The prestigious BBVA Foundation Frontiers of Knowledge Award will be presented to Isaac Held, Ph.D., a senior research scientist with the NOAA Geophysical Fluid Dynamics Laboratory in Princeton, N.J., at a ceremony in Madrid, Spain, in June of this year for his scientific contributions that have improved our understanding of climate change and atmospheric circulation systems.
“I was completely surprised by this award when I received the call from the selection committee,” said Held. “The committee emphasized studies of atmospheric water vapor and climate change, partly, I think, because of the importance of projections for the drying of the subtropics, including the Mediterranean area, a subject on which I have written. There are many excellent researchers pursuing similar studies, and I am just happy to be considered a productive member of this group.”
Born in a German refugee camp in 1948 before immigrating to the United States at the age of 4, Held was inspired to become a climate researcher after reading one of the first scientific assessments on climate change in 1972.

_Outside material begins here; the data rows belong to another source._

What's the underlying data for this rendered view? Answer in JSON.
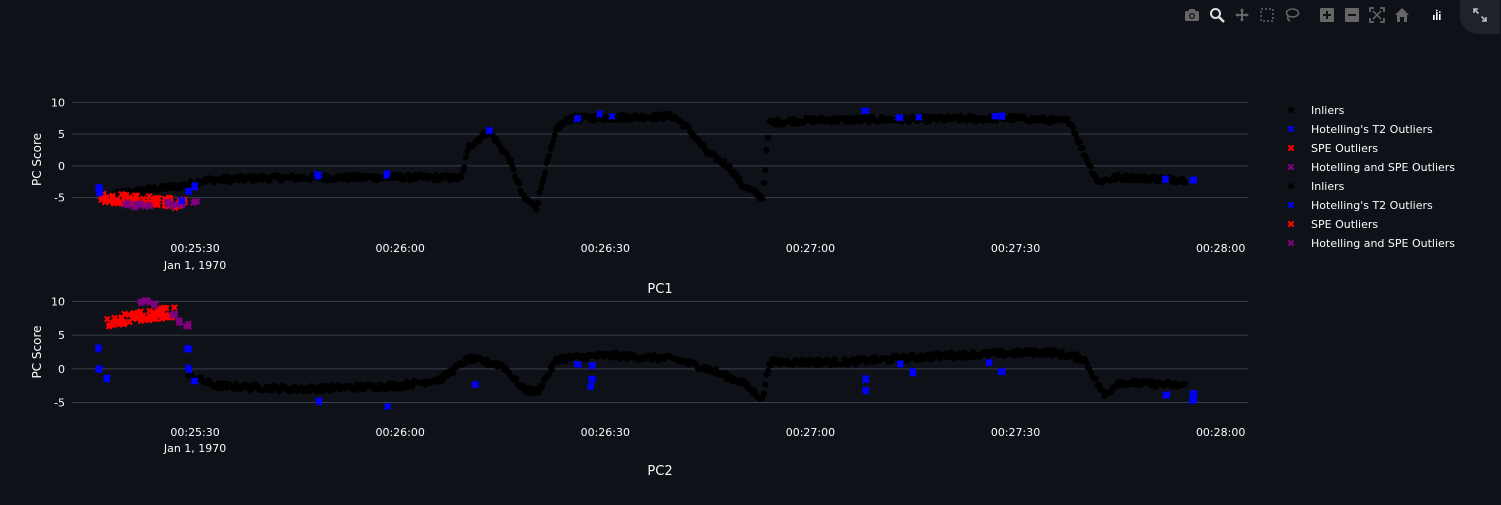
{
  "modebar": {
    "icons": [
      "camera-icon",
      "zoom-icon",
      "pan-icon",
      "box-select-icon",
      "lasso-icon",
      "zoom-in-icon",
      "zoom-out-icon",
      "autoscale-icon",
      "reset-axes-icon",
      "plotly-logo-icon"
    ],
    "fullscreen_icon": "expand-icon"
  },
  "colors": {
    "background": "#0e1117",
    "grid": "#3a3f4b",
    "text": "#fafafa",
    "inliers": "#000000",
    "t2": "#0000ff",
    "spe": "#ff0000",
    "both": "#800080"
  },
  "chart_data": [
    {
      "type": "scatter",
      "title": "PC1",
      "ylabel": "PC Score",
      "ylim": [
        -9,
        11
      ],
      "yticks": [
        10,
        5,
        0,
        -5
      ],
      "xlim": [
        "00:25:12",
        "00:28:04"
      ],
      "xticks": [
        "00:25:30",
        "00:26:00",
        "00:26:30",
        "00:27:00",
        "00:27:30",
        "00:28:00"
      ],
      "xtick_sub": "Jan 1, 1970",
      "inliers_profile": [
        [
          "00:25:18",
          -4.5
        ],
        [
          "00:25:29",
          -3.0
        ],
        [
          "00:25:31",
          -2.3
        ],
        [
          "00:25:40",
          -1.9
        ],
        [
          "00:26:00",
          -1.8
        ],
        [
          "00:26:09",
          -1.9
        ],
        [
          "00:26:10",
          3.0
        ],
        [
          "00:26:13",
          5.5
        ],
        [
          "00:26:16",
          1.0
        ],
        [
          "00:26:18",
          -5.0
        ],
        [
          "00:26:20",
          -6.5
        ],
        [
          "00:26:21",
          -1.5
        ],
        [
          "00:26:23",
          6.0
        ],
        [
          "00:26:25",
          7.5
        ],
        [
          "00:26:40",
          7.8
        ],
        [
          "00:26:42",
          6.0
        ],
        [
          "00:26:45",
          2.0
        ],
        [
          "00:26:48",
          0.0
        ],
        [
          "00:26:50",
          -3.0
        ],
        [
          "00:26:53",
          -5.0
        ],
        [
          "00:26:54",
          6.8
        ],
        [
          "00:27:00",
          7.2
        ],
        [
          "00:27:30",
          7.5
        ],
        [
          "00:27:38",
          7.0
        ],
        [
          "00:27:40",
          2.0
        ],
        [
          "00:27:42",
          -2.5
        ],
        [
          "00:27:45",
          -1.8
        ],
        [
          "00:27:55",
          -2.2
        ]
      ],
      "t2_points": [
        [
          "00:25:16",
          -3.5
        ],
        [
          "00:25:16",
          -4.2
        ],
        [
          "00:25:28",
          -5.5
        ],
        [
          "00:25:29",
          -4.0
        ],
        [
          "00:25:30",
          -3.2
        ],
        [
          "00:25:48",
          -1.5
        ],
        [
          "00:25:58",
          -1.4
        ],
        [
          "00:26:13",
          5.6
        ],
        [
          "00:26:26",
          7.5
        ],
        [
          "00:26:29",
          8.3
        ],
        [
          "00:26:31",
          8.0
        ],
        [
          "00:27:08",
          8.6
        ],
        [
          "00:27:13",
          7.6
        ],
        [
          "00:27:16",
          7.7
        ],
        [
          "00:27:27",
          7.6
        ],
        [
          "00:27:28",
          7.8
        ],
        [
          "00:27:52",
          -2.1
        ],
        [
          "00:27:56",
          -2.3
        ]
      ],
      "spe_segment": [
        [
          "00:25:16",
          -5.0
        ],
        [
          "00:25:29",
          -6.0
        ]
      ],
      "both_points": [
        [
          "00:25:20",
          -6.0
        ],
        [
          "00:25:21",
          -6.3
        ],
        [
          "00:25:22",
          -6.0
        ],
        [
          "00:25:23",
          -6.2
        ],
        [
          "00:25:26",
          -5.8
        ],
        [
          "00:25:27",
          -6.2
        ],
        [
          "00:25:28",
          -5.9
        ],
        [
          "00:25:30",
          -5.7
        ]
      ]
    },
    {
      "type": "scatter",
      "title": "PC2",
      "ylabel": "PC Score",
      "ylim": [
        -7,
        12
      ],
      "yticks": [
        10,
        5,
        0,
        -5
      ],
      "xlim": [
        "00:25:12",
        "00:28:04"
      ],
      "xticks": [
        "00:25:30",
        "00:26:00",
        "00:26:30",
        "00:27:00",
        "00:27:30",
        "00:28:00"
      ],
      "xtick_sub": "Jan 1, 1970",
      "inliers_profile": [
        [
          "00:25:29",
          -1.0
        ],
        [
          "00:25:33",
          -2.5
        ],
        [
          "00:25:45",
          -3.0
        ],
        [
          "00:26:00",
          -2.5
        ],
        [
          "00:26:06",
          -1.5
        ],
        [
          "00:26:10",
          1.5
        ],
        [
          "00:26:15",
          0.5
        ],
        [
          "00:26:18",
          -3.0
        ],
        [
          "00:26:20",
          -3.5
        ],
        [
          "00:26:23",
          1.5
        ],
        [
          "00:26:30",
          2.0
        ],
        [
          "00:26:40",
          1.5
        ],
        [
          "00:26:45",
          0.0
        ],
        [
          "00:26:50",
          -2.0
        ],
        [
          "00:26:53",
          -4.5
        ],
        [
          "00:26:54",
          1.0
        ],
        [
          "00:27:05",
          1.0
        ],
        [
          "00:27:20",
          2.0
        ],
        [
          "00:27:35",
          2.5
        ],
        [
          "00:27:40",
          1.5
        ],
        [
          "00:27:43",
          -4.0
        ],
        [
          "00:27:45",
          -2.0
        ],
        [
          "00:27:55",
          -2.5
        ]
      ],
      "t2_points": [
        [
          "00:25:16",
          3.0
        ],
        [
          "00:25:16",
          0.0
        ],
        [
          "00:25:17",
          -1.5
        ],
        [
          "00:25:29",
          3.0
        ],
        [
          "00:25:29",
          0.0
        ],
        [
          "00:25:30",
          -2.0
        ],
        [
          "00:25:48",
          -4.8
        ],
        [
          "00:25:58",
          -5.6
        ],
        [
          "00:26:11",
          -2.2
        ],
        [
          "00:26:26",
          0.8
        ],
        [
          "00:26:28",
          -1.5
        ],
        [
          "00:26:28",
          -2.5
        ],
        [
          "00:26:28",
          0.6
        ],
        [
          "00:27:08",
          -1.5
        ],
        [
          "00:27:08",
          -3.2
        ],
        [
          "00:27:13",
          0.7
        ],
        [
          "00:27:15",
          -0.5
        ],
        [
          "00:27:26",
          0.8
        ],
        [
          "00:27:28",
          -0.3
        ],
        [
          "00:27:52",
          -3.8
        ],
        [
          "00:27:56",
          -4.6
        ],
        [
          "00:27:56",
          -3.6
        ]
      ],
      "spe_segment": [
        [
          "00:25:17",
          7.0
        ],
        [
          "00:25:27",
          8.5
        ]
      ],
      "both_points": [
        [
          "00:25:22",
          9.8
        ],
        [
          "00:25:23",
          10.0
        ],
        [
          "00:25:24",
          9.7
        ],
        [
          "00:25:27",
          8.0
        ],
        [
          "00:25:28",
          7.0
        ],
        [
          "00:25:29",
          6.5
        ]
      ]
    }
  ],
  "legend": {
    "items": [
      {
        "label": "Inliers",
        "symbol": "dot",
        "color": "#000000"
      },
      {
        "label": "Hotelling's T2 Outliers",
        "symbol": "x",
        "color": "#0000ff"
      },
      {
        "label": "SPE Outliers",
        "symbol": "x",
        "color": "#ff0000"
      },
      {
        "label": "Hotelling and SPE Outliers",
        "symbol": "x",
        "color": "#800080"
      },
      {
        "label": "Inliers",
        "symbol": "dot",
        "color": "#000000"
      },
      {
        "label": "Hotelling's T2 Outliers",
        "symbol": "x",
        "color": "#0000ff"
      },
      {
        "label": "SPE Outliers",
        "symbol": "x",
        "color": "#ff0000"
      },
      {
        "label": "Hotelling and SPE Outliers",
        "symbol": "x",
        "color": "#800080"
      }
    ]
  }
}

Held was worked for 34 years with the National Oceanic and Atmospheric Administration, during which time he has continually improved the scientific communities understanding of the atmosphere’s structure and circulation. Specifically, his studies on atmospheric water vapour have led to a much greater understanding of how water vapour affects atmospheric warming and earned Held an international reputation for his unique contributions to the field.
The BBVA Foundation Frontiers of Knowledge Awards recognize scientific and cultural contributions that address some of the world’s most pressing challenges in science, technology, society, and economics.

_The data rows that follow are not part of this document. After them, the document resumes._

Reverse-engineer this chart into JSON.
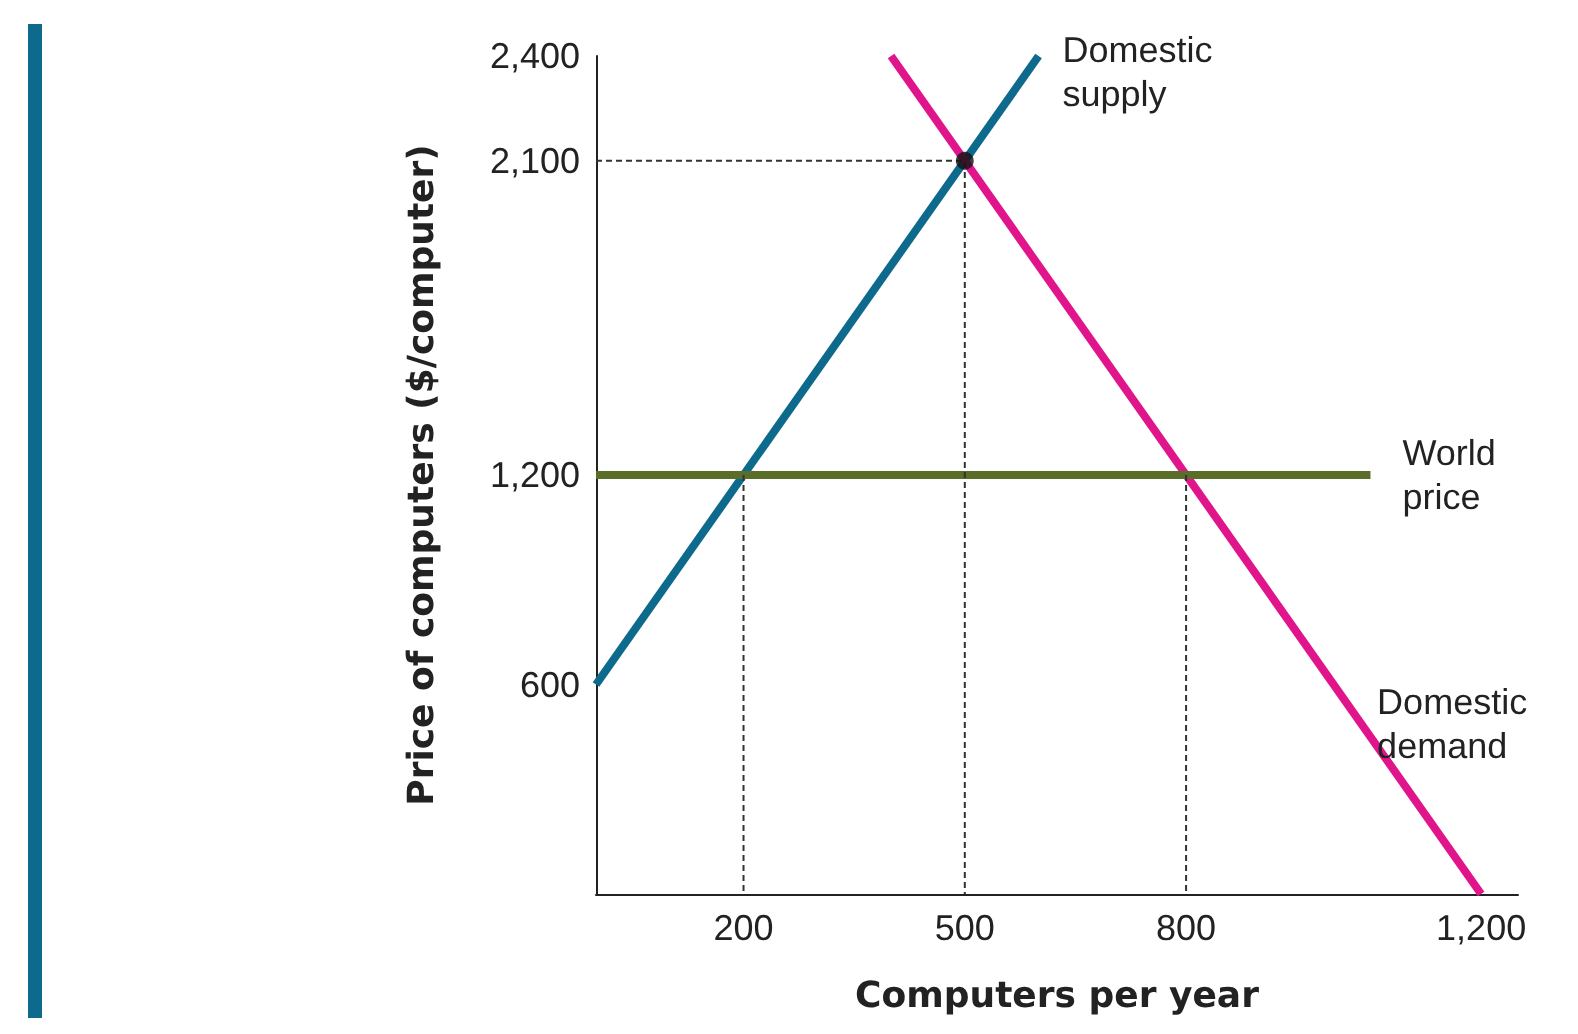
{
  "chart_data": {
    "type": "line",
    "xlabel": "Computers per year",
    "ylabel": "Price of computers ($/computer)",
    "xlim": [
      0,
      1250
    ],
    "xticks": [
      200,
      500,
      800,
      {
        "value": 1200,
        "label": "1,200"
      }
    ],
    "ylim": [
      0,
      2400
    ],
    "yticks": [
      600,
      {
        "value": 1200,
        "label": "1,200"
      },
      {
        "value": 2100,
        "label": "2,100"
      },
      {
        "value": 2400,
        "label": "2,400"
      }
    ],
    "grid": false,
    "legend": false,
    "marker": "none",
    "line_style": "solid",
    "series": [
      {
        "name": "Domestic supply",
        "color": "#0e6a8c",
        "x": [
          0,
          600
        ],
        "values": [
          600,
          2400
        ]
      },
      {
        "name": "Domestic demand",
        "color": "#e0158c",
        "x": [
          400,
          1200
        ],
        "values": [
          2400,
          0
        ]
      },
      {
        "name": "World price",
        "color": "#5a6e2a",
        "x": [
          0,
          1050
        ],
        "values": [
          1200,
          1200
        ]
      },
      {
        "color": "#333333",
        "line_style": "dashed",
        "x": [
          0,
          500,
          500
        ],
        "values": [
          2100,
          2100,
          0
        ]
      },
      {
        "color": "#333333",
        "line_style": "dashed",
        "x": [
          200,
          200
        ],
        "values": [
          1200,
          0
        ]
      },
      {
        "color": "#333333",
        "line_style": "dashed",
        "x": [
          800,
          800
        ],
        "values": [
          1200,
          0
        ]
      },
      {
        "type": "scatter",
        "color": "#111111",
        "marker": "circle",
        "x": [
          500
        ],
        "values": [
          2100
        ]
      }
    ]
  }
}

In Held’s case, BBVA jury chairman Bjorn Stevens noted that, though climate change research often focuses solely on rising temperatures, Held’s research has opened up the focus to include the essential role of water, both by studying its movement in the atmosphere and by investigating how water vapour influences the greenhouse effect. His research has subsequently shed light on the processes behind the existence of geographic climate zones and helps scientists predict how climate zones will change as the atmosphere warms.
“Isaac Held’s choice to investigate the role of water vapor in atmospheric warming was, in the 1970s, a turn down Frost’s ‘road less traveled’,” said NOAA Administrator Jane Lubchenco, Ph.D. “His brilliant research and tenacious pursuit of knowledge have given us a better ability to predict future changes in climate that will result from a warming atmosphere. I am very proud to have researchers of his caliber working for NOAA.”

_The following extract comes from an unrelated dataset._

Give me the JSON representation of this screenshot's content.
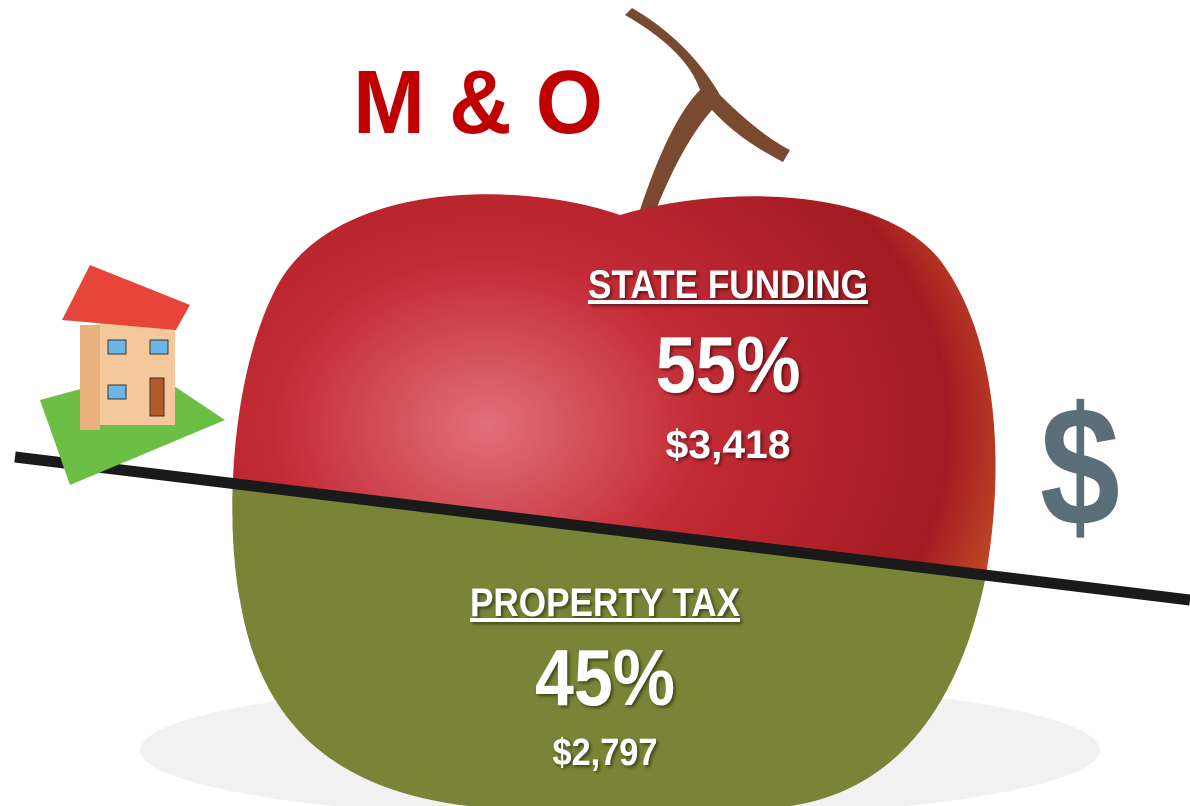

Regarding Held, NOAA shed some light:
Held is the first U.S. government scientist to receive the BBVA Foundation Frontiers of Knowledge in the climate change category. The foundation has also given the climate change category award to British scientist Nicholas Stern, German physicist and mathematician Klaus Hasselmann, and Wallace Broecker of Columbia University who receives funding through NOAA’s Cooperative Institute for Climate Applications and Research.
Held’s initial academic interest was in physics, and he earned a master’s degree in physics from the State University of New York at Stony Brook in 1971. However, reading about the effects of greenhouse gases drew his interest in another direction. He continued his studies at Princeton University, earning a doctorate in atmospheric and oceanic sciences in 1976. After a research fellowship at Harvard University, he joined NOAA in 1978. He is also an associate faculty member at Princeton University.
He is a fellow of both the American Meteorological Society and the American Geophysical Union and was elected to the National Academy of Sciences in 2003. He received the U.S. Commerce Department gold medal in 1999 for world leadership in studies of climate dynamics.